Понятие права - [31]
Эта теория не может претендовать на общую теорию права потому, что существование суверена, подобного Рексу в нашем воображаемом обществе, чья власть не ограничена законодательными средствами, не является необходимым условием и предпосылкой существования права. Для того чтобы показать это, нам не нужно прибегать к примерам сомнительных или экзотических типов права. Так что наш аргумент не базируется на системах обычного или международного права, которые некоторые авторы вообще отказываются называть правовыми системами, так как в этих случаях законодательная власть отсутствует. Однако нам нет необходимости ориентироваться на эти случаи, так как концепция суверена, власть которого не ограничена правом, искажает характер права во многих современных государствах, наличие права в которых сомнений не вызывает. В этих случаях законодательная власть есть, однако верховный законодатель отнюдь не находится за пределами права. Писаные конституции могут ограничивать компетенцию законодателя не только специфицируя форму и способ законодательной деятельности (которые мы не будем считать правовыми ограничениями), но и полностью исключая из сферы их законодательной деятельности определенные предметы, налагая на законодателя субстанциональные правовые ограничения [32].
И еще, прежде чем обратиться к более сложному случаю современного государства, полезно посмотреть, что в действительности могут означать в простейшем мире верховного законодателя Рекса «правовые ограничения его законодательной власти» и почему эта концепция вполне согласованна.
В простейшем обществе Рекса может быть принято правило (в форме писаной конституции или в любой другой форме), согласно которому ни один закон, изданный Рексом, не может иметь силу, если он лишает коренных жителей их земли или предписывает их заключение в тюрьму без суда. Так что любой приказ, нарушающий эти положения, будет недействительным, и все будут к нему относиться именно таким образом.
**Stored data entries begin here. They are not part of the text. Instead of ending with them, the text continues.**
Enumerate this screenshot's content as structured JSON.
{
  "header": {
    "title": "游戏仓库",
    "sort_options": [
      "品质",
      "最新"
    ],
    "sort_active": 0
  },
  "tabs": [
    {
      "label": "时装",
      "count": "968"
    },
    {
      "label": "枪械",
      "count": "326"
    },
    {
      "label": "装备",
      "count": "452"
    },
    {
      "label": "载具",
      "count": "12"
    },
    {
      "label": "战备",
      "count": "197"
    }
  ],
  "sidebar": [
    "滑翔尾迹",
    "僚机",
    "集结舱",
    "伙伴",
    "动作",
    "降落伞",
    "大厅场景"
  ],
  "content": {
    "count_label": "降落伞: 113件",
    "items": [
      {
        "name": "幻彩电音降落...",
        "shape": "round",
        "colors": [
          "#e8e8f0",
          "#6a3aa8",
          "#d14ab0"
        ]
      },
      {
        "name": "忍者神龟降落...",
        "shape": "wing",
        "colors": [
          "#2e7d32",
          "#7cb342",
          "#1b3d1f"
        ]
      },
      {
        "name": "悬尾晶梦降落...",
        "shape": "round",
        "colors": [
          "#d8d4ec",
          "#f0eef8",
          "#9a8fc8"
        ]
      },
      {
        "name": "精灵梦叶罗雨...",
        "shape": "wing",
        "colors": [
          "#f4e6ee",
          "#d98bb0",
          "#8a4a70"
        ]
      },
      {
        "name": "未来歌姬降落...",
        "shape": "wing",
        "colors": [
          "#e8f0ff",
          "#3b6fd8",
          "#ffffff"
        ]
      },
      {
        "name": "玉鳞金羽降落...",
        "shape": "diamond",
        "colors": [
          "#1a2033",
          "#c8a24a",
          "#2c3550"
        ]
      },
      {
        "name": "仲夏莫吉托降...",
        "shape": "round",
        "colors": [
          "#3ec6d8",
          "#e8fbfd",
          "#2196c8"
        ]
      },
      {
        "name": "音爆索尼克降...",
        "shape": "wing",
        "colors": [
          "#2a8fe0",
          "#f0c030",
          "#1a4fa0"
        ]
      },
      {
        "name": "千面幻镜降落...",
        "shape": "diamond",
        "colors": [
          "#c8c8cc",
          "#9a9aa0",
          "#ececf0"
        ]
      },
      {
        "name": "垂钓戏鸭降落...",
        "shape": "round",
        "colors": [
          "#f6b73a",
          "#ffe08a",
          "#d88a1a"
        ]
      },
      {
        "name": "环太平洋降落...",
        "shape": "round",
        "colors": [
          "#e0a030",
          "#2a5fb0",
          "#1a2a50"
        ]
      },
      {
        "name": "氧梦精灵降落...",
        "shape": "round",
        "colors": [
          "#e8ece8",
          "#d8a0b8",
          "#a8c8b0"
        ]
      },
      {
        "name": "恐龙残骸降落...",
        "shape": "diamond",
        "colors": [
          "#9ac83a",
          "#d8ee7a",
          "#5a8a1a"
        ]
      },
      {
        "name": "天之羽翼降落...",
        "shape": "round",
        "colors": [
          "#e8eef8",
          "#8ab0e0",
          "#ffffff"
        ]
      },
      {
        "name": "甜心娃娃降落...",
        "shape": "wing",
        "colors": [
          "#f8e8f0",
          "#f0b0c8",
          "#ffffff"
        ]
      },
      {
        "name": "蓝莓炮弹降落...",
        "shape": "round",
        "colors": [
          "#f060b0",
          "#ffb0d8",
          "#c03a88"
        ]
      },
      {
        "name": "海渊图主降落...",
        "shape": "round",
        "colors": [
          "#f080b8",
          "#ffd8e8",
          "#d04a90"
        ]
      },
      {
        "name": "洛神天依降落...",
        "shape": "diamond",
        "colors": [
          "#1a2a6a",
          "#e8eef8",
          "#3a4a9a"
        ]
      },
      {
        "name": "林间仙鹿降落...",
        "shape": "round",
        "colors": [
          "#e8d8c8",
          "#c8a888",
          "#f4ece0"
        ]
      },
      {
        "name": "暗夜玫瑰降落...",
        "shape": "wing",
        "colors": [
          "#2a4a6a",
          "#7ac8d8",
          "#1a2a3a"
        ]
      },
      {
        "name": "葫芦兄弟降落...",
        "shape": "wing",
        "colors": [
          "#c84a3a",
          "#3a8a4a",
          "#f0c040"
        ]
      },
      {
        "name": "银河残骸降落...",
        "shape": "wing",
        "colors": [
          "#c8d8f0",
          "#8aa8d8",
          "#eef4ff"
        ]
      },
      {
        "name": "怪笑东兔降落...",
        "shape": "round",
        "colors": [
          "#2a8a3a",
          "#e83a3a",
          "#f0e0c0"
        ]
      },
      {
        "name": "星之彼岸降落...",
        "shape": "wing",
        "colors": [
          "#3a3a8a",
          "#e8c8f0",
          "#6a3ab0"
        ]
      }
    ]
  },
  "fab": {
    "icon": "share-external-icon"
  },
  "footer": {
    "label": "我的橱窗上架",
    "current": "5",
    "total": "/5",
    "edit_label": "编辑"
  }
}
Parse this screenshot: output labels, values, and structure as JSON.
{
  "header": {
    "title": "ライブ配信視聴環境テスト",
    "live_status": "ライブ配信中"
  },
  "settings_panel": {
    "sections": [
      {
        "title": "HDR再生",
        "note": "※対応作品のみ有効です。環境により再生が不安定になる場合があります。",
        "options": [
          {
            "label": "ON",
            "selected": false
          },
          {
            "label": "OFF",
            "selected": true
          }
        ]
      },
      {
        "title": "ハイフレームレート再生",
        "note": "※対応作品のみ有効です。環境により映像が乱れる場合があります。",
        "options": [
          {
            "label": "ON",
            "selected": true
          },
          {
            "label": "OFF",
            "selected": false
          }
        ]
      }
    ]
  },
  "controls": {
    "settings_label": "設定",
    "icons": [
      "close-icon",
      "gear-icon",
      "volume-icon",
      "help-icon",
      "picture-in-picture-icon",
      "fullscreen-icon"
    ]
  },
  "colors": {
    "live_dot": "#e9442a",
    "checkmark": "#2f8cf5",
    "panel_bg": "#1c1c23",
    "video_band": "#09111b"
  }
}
В этом случае власть Рекса в области законодательства будет ограничена правилами, которые вполне можно считать правовыми, хотя мы и воздержимся от названия этого фундаментального конституционного правила «законом». В отличие от случая пренебрежения мнением народа или народными моральными устоями, которые могут заставить его законодательствовать не так, как он хотел бы, в данной ситуации несоблюдение этих специфических ограничений делает его приказы ничтожными автоматически. И суды будут относиться к этим случаям не так, как они относятся к моральным или de facto ограничениям осуществления его законодательной власти. И все же, несмотря на эти правовые ограничения, распоряжения Рекса в области их применимости заведомо являются законами, и в государстве существует независимая правовая система.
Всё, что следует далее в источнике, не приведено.